Our son shares the date with Kerry’s cousin Jenny. She went home to be with God 30 years ago on December 3 at 6 months. While it is a sad day for Jenny’s family, and ours, we are honored in a way that our children share the same home going day. That 2 very loved children will be remembered on the same day.
As a family we are t
rying to make it through. We are thankful for the love, prayers and help from our family, church family and friends. Sleep doesn’t come easy for me still. I’m tired, but can’t seem to sleep, even with medication. The grief and tears sneak up on me at weird times. I found myself laying down holding my belly where Knox once was…it felt so empty and I cried. I am thankful for the little ones I have…I’m thankful they still want to be held. I think if they didn’t I would feel even more empty than I do. I know that Knox will always be a part of our family, I pray that I will be able to trust my body again. I pray that the raw grief will heal. I pray that someday God will bless us with another baby, not as a replacement, but to help heal me.
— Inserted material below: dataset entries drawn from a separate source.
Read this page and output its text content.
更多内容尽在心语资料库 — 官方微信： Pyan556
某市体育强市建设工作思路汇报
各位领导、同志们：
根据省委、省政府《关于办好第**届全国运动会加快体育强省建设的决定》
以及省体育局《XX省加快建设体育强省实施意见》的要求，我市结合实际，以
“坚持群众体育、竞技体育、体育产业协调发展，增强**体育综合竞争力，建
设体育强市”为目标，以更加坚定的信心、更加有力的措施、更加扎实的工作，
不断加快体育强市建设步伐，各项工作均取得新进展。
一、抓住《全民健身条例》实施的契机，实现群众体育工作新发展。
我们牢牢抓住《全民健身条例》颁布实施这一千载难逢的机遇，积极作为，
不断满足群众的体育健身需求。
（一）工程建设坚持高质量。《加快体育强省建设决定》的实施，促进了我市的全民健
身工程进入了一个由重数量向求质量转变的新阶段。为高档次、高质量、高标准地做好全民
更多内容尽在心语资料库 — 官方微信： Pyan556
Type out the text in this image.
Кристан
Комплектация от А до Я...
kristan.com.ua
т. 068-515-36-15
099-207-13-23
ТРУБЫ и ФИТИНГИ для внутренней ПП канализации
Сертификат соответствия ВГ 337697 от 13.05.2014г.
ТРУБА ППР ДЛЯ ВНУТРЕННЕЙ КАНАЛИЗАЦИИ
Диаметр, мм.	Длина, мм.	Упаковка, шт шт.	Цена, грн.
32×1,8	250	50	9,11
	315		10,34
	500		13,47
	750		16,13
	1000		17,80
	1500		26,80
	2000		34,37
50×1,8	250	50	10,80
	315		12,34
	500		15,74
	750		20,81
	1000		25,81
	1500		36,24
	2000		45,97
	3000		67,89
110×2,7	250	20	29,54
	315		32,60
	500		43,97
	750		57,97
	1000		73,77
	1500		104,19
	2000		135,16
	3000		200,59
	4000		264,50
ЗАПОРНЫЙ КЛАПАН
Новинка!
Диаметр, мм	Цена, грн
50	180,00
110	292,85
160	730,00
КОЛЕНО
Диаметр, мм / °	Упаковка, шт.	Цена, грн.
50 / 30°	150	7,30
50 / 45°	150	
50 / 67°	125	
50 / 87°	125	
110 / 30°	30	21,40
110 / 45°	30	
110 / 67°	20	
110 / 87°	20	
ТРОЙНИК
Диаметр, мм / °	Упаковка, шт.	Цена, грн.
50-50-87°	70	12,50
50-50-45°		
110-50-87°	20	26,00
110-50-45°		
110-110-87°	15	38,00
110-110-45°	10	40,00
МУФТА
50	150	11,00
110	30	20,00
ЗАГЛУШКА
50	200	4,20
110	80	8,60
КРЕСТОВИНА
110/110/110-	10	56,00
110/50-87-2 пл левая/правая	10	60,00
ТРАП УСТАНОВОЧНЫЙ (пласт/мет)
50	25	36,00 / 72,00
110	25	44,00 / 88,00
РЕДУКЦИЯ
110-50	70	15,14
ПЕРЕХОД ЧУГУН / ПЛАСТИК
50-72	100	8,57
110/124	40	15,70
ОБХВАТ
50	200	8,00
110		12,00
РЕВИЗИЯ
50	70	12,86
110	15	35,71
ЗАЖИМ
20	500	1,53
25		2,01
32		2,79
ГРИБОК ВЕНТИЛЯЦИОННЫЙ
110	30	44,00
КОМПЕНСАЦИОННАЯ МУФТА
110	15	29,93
I am thankful though, that God has surrounded me. He has answered prayers, He has protected my body and He will heal my heart. I do not understand why He has brought me to this trial. I don’t understand what lesson I am to learn from all of this. But I have found comfort in the following passage…

Blessed be the God and Father of our Lord Jesus Christ, the Father of mercies and God of all comfort, who comforts us in all our tribulation that we may be able to comfort those who are in any trouble with the comfort with which we ourselves are comforted by God.
2 Corinthians 1:3-4

For now, I am learning to trust in Him. To trust that He will meet me where I am. He will guide us through this trial and we are blessed.